One in five regular general practitioners is an immigrant
At the end of 2012 there was a total of 4 279 persons who practiced as a regular general practitioner in the municipalities. Every year since 2002, which was the first whole year with a list patient system in Norway, about 20 per cent of the regular general practitioners have been immigrants. Yet there are some differences by centrality of municipalities and size of municipalities when it comes to the coverage of immigrant regular general practitioners. In the least central municipalities the immigrant regular general practitioners constituted 34 per cent of all regular general practitioners in 2012, while the same share was 18 per cent in the central municipalities. Moreover in the smallest municipalities with less than 2 000 inhabitants the immigrant regular general practitioners made up for 44 per cent of all the regular general practitioners, while the share was 17 per cent in the largest municipalities with more than 50 000 inhabitants.
Most of the immigrant regular general practitioners are European-born, and Germans are those most represented. By the end of 2012 the European-born constituted about 60 per cent of all the immigrant regular general practitioners, while almost 30 per cent was born in an Asian country. There are significantly fewer regular general practitioners in Norway who are born in Africa, North and Latin America, South America and Oceania.

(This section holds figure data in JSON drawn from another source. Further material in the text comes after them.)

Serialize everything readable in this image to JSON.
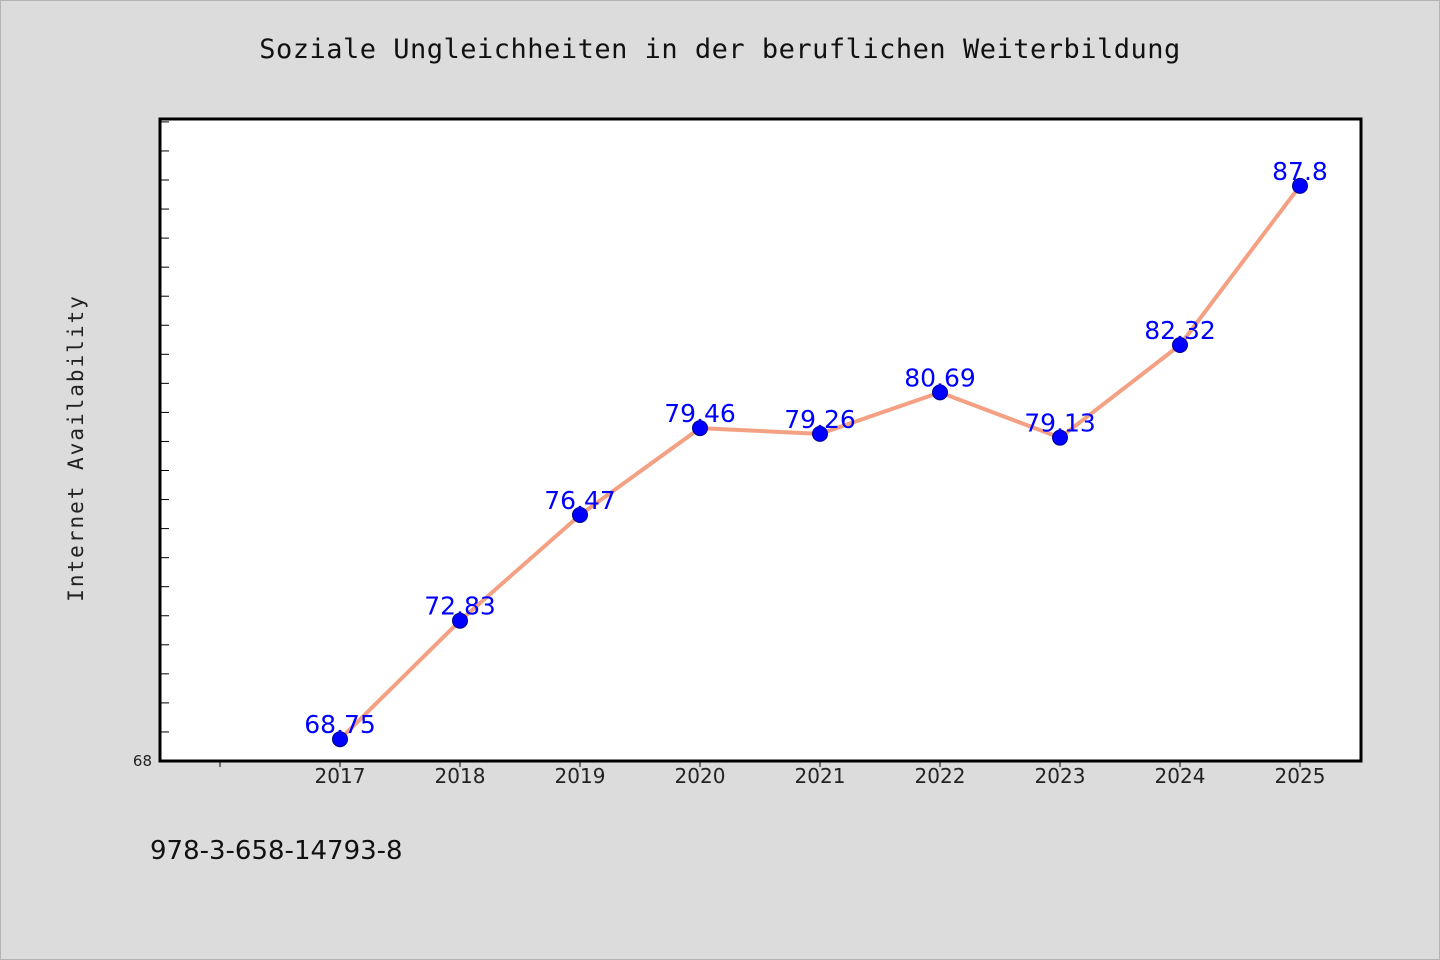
{
  "colors": {
    "background": "#dcdcdc",
    "plot_background": "#ffffff",
    "line": "#f4a083",
    "marker": "#0000ff",
    "data_label": "#0000ff"
  },
  "chart_data": {
    "type": "line",
    "title": "Soziale Ungleichheiten in der beruflichen Weiterbildung",
    "xlabel": "",
    "ylabel": "Internet Availability",
    "categories": [
      "2017",
      "2018",
      "2019",
      "2020",
      "2021",
      "2022",
      "2023",
      "2024",
      "2025"
    ],
    "values": [
      68.75,
      72.83,
      76.47,
      79.46,
      79.26,
      80.69,
      79.13,
      82.32,
      87.8
    ],
    "data_labels": [
      "68.75",
      "72.83",
      "76.47",
      "79.46",
      "79.26",
      "80.69",
      "79.13",
      "82.32",
      "87.8"
    ],
    "ylim": [
      68,
      90.1
    ],
    "ytick_labels": [
      "68"
    ],
    "grid": false,
    "legend": "none"
  },
  "footer": {
    "text": "978-3-658-14793-8"
  }
}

The man-years measured by full-time equivalents are increasing
The number of physicians in municipal health care is still growing. In 2012 there was a total of 5 020 full-time equivalents (FTEs) in the municipalities, which means an increase of 4 per cent from 2011. The FTEs are by large related to diagnosing, treatment, rehabilitating and habilitating. In 2012 these totalled 4 094 FTEs and increased by 3.3 per cent from 2011. However the picture of FTEs related to public health centres and school health care is different. In 2012 the FTEs for these services amounted to 206 FTEs, which represented a decrease of 2 per cent from 2011 and 4.5 per cent from 2008.